Healthcare organizations looking to show their accountable care readiness and capability now have the technical specifications that each ACO must meet, the National Committee for Quality Assurance (NCQA) announced this month.
The technical measures will help ACOs define populations for measurement and properly collect and report quality performance, according to the nonprofit accreditor.
"Releasing these measure specifications is also an important step in making ACOs a functioning, vibrant part of American healthcare," NCQA Vice President of Performance Measurement Mary Barton said in a statement.
Moreover, the provider-led ACOs must show they meet the technical specifications across the continuum of care, from physician's office to clinic to acute care hospital to skilled nursing facility or hospice, HealthLeaders Media reported today.

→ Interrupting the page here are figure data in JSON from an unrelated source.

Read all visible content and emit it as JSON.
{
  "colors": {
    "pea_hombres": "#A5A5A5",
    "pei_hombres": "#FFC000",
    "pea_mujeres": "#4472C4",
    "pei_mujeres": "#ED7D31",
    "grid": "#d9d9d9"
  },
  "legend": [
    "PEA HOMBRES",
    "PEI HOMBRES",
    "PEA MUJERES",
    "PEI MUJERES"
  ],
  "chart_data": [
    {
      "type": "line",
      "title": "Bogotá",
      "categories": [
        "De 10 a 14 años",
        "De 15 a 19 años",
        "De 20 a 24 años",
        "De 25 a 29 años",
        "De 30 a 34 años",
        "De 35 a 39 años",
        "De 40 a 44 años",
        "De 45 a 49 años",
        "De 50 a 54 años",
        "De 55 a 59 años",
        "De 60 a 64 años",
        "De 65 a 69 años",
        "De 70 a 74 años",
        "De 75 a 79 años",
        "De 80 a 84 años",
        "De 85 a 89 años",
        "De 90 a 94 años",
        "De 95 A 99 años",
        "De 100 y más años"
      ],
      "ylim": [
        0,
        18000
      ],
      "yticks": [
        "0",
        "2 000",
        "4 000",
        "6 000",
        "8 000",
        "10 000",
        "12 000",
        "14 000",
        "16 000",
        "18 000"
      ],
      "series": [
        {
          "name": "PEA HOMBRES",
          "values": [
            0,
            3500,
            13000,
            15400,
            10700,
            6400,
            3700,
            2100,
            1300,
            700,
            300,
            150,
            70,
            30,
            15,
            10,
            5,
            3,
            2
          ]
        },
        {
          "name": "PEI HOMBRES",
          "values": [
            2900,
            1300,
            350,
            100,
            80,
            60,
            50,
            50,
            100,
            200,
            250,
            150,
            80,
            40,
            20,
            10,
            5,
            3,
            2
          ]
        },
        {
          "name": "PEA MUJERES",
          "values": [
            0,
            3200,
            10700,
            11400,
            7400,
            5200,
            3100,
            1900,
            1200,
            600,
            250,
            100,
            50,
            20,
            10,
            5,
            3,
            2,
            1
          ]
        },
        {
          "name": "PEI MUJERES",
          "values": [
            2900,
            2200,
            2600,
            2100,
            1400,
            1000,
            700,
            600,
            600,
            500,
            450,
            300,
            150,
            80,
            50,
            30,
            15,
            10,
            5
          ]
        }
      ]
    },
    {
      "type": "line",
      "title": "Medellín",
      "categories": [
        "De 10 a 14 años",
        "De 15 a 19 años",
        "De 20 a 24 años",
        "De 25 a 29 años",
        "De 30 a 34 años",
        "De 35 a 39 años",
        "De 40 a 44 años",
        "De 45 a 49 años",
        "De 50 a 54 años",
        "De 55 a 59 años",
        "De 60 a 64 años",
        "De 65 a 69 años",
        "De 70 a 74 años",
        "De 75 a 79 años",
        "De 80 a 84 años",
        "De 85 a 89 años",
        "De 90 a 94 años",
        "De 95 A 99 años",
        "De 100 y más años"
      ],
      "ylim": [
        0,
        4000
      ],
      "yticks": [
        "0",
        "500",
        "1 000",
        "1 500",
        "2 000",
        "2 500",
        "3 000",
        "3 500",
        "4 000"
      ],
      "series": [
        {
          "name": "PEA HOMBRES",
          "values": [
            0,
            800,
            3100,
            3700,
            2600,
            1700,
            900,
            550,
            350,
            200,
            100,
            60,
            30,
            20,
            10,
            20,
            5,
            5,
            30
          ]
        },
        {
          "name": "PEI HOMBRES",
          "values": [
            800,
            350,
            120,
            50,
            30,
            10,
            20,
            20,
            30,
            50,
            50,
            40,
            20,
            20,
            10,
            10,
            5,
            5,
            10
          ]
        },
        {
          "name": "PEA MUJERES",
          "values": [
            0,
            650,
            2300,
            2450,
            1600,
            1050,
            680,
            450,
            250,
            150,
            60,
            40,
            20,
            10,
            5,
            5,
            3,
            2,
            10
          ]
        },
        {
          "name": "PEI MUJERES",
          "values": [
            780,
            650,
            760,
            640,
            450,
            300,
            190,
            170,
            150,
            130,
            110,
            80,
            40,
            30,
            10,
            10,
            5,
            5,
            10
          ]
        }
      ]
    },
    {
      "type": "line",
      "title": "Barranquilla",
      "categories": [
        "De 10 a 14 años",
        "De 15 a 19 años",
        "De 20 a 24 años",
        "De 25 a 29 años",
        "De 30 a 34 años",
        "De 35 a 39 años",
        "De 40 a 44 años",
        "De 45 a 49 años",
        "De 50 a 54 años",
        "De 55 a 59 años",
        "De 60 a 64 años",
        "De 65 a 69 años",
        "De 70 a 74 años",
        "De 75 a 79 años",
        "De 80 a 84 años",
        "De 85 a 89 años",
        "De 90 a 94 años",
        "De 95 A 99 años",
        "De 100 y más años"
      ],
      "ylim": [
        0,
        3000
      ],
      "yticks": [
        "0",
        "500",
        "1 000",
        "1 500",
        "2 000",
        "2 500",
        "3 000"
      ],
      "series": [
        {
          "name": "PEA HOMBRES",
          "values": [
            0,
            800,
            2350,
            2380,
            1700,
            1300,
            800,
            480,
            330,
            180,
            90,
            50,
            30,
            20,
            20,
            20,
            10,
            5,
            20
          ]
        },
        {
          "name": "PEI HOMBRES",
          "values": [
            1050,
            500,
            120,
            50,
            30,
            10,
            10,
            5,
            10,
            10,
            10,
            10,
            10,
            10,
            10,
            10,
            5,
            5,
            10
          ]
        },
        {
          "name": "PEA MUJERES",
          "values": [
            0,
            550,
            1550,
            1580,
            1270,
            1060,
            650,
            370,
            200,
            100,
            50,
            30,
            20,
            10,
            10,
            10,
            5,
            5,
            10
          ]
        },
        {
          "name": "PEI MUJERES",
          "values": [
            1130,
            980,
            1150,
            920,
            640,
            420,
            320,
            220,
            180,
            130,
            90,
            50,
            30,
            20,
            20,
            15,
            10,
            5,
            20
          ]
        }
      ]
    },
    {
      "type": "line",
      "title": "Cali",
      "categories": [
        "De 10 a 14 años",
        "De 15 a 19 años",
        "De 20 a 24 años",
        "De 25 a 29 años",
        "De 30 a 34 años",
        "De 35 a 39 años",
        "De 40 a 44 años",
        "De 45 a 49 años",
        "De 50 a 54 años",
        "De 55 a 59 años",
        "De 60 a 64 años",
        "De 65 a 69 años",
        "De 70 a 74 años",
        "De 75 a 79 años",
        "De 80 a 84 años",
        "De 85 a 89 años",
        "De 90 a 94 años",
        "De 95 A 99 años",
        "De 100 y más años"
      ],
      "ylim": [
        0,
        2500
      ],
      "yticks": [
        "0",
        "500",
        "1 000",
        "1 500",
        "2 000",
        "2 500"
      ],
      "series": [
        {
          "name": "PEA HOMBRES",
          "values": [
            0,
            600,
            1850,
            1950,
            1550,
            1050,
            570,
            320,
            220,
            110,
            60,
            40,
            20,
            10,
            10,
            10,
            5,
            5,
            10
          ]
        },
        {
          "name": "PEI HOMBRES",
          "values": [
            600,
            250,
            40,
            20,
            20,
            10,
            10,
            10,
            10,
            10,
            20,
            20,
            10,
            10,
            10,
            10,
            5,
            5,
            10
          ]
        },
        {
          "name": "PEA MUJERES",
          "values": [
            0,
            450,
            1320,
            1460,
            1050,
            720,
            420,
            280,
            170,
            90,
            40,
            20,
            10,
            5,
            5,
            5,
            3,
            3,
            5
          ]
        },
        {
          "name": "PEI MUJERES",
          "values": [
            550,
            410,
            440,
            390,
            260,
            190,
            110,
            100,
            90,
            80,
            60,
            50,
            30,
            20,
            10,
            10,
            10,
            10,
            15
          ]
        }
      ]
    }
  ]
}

The new ACO accreditation measures add on to already established criteria, including access to needed providers, patient-centered primary care, and patient rights and responsibilities, among others.
So far, the first batch of provider organizations seeking ACO accreditation from the NCQA totals six. Results for the "early adopters"--Billings (Mont.) Clinic; Essentia Health in Duluth, Minn.; Children's Hospital of Philadelphia; HealthPartners in Minneapolis, Minn.; Crystal Run Healthcare in Middletown, N.Y.; and Kelsey-Seybold Clinic in Houston--will be released Dec. 31.
However, the NCQA also expects many of the 100 self-identified ACOs to seek evaluation next year, noted HealthLeaders.
That number could rise, as a June report from intelligence business firm Leavitt Partners found ACO development across the nation grew by 38 percent in six months to more than 200 identified ACOs in the nation.